The substantially inverted ‘U’ shaped structure of apparatus 10 provides a hook-like removeable securing means for apparatus 10 to engage with the edge of a container, such as container 16 shown in FIG. 1. The substantially inverted ‘U’ shaped body of apparatus 10 is arranged such that it can accommodate a variety of differently shaped container edges. Many containers, especially water containers for animals in a farm setting, however, have wide edges that are often arcuately shaped to increase container rigidity and to reduce the likelihood of animals injuring themselves. It should be appreciated that apparatus 10 is also suitable for filling a swimming pool, hot tub, or any other liquid holding container.

As shown in FIG. 6, apparatus 10 is removeably secured to container 70 at edge 72. Edge 72 is common to water containers for horses in an outdoor setting wherein edge 72 is wider than edges commonly seen for smaller containers and edge 72 is a rounded edge to reduce the likelihood of animal injury when using container 70. Although common for use with horses and other animals in farm settings, it should be appreciated that a variety of other containers for non-water or non-animal purposes have similarly rounded edges and could be used with apparatus 10.

The substantially inverted ‘U’ shape of apparatus 10 allows the apparatus to be removeably secured to a variety of different edges available for containers and allows for simple manipulation.

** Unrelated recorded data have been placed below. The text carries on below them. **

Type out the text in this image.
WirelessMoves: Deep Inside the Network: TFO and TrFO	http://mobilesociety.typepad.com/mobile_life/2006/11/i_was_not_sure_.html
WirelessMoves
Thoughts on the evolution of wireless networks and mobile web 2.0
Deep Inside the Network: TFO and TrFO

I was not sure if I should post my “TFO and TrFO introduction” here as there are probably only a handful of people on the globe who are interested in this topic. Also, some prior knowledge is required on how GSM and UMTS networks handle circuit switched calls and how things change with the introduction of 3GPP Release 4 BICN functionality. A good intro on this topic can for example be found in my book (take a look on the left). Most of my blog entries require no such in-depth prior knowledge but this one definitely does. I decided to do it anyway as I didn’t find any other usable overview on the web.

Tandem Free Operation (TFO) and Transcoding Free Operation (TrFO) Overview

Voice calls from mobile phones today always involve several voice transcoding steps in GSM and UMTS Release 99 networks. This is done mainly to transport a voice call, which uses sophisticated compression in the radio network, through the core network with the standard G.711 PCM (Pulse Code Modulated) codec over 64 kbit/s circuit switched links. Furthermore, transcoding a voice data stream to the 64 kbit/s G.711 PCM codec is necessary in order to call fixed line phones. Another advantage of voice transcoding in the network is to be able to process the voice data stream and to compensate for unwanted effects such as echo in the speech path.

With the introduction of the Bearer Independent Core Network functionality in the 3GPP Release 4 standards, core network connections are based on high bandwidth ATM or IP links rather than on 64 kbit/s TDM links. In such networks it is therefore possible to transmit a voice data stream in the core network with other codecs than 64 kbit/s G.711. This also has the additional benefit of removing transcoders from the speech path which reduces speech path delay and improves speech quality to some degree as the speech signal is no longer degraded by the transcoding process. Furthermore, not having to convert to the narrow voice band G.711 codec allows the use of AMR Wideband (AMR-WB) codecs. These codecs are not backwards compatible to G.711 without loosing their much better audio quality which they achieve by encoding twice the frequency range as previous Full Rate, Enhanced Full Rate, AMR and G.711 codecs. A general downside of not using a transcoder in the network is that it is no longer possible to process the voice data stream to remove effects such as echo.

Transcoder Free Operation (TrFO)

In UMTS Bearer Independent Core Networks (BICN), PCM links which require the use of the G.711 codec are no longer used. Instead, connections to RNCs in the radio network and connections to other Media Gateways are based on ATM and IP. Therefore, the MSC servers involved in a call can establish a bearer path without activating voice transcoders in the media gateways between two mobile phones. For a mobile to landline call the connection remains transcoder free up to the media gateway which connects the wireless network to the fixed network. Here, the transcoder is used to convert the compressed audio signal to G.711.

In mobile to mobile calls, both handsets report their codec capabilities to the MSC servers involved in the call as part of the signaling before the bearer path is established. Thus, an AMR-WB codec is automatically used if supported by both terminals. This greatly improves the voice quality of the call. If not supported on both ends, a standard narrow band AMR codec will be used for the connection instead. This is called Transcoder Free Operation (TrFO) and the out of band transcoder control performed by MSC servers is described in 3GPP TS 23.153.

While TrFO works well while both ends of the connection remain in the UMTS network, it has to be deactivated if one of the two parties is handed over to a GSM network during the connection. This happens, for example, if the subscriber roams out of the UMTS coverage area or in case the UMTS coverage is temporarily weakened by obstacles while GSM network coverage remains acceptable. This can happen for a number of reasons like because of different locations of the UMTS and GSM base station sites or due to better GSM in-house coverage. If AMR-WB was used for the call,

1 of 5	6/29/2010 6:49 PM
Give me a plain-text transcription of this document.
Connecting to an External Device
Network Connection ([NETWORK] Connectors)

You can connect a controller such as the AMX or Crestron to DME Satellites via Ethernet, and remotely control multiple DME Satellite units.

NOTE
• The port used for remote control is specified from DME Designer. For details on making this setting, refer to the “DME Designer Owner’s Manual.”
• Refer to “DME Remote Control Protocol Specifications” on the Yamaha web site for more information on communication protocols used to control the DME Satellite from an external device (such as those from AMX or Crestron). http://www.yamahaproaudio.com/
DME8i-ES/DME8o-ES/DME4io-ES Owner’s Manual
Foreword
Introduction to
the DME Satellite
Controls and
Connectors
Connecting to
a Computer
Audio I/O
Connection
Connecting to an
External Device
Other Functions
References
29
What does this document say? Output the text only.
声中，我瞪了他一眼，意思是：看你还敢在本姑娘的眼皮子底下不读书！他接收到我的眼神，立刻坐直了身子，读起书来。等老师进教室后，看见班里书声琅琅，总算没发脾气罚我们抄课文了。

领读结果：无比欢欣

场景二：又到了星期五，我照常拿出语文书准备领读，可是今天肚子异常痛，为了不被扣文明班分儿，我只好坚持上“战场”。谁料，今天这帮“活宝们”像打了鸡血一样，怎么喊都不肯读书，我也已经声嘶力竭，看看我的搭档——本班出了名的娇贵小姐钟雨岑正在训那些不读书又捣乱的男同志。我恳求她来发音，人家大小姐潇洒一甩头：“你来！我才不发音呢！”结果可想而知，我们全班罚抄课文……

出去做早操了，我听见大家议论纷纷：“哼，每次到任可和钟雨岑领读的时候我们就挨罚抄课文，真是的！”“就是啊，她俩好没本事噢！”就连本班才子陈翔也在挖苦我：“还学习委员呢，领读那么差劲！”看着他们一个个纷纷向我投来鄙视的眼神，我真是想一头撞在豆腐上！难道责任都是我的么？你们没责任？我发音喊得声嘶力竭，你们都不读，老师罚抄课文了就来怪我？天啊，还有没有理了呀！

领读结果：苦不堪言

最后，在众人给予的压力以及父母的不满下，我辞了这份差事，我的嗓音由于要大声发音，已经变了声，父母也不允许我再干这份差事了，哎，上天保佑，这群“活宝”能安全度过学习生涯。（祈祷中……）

Apparatus 10 is arranged such as to provide for easy removal from the edge of a container so as to both reduce the likelihood that apparatus 10 is damaged by animals using the container and that an animal is less likely to injure itself if it moves into apparatus 10 or nudges apparatus 10 with its head. Furthermore, this assists a user in repositioning apparatus 10 or relocating apparatus 10 to an additional container easily without having to specifically align any small structural components.

Thus, it is seen that the objects of the present invention are efficiently obtained, although modifications and changes to the invention should be readily apparent to those having ordinary skill in the art, which modifications are intended to be within the spirit and scope of the invention as claimed. It also is understood that the foregoing description is illustrative of the present invention and should not be considered as limiting. Therefore, other embodiments of the present invention are possible without departing from the spirit and scope of the present invention.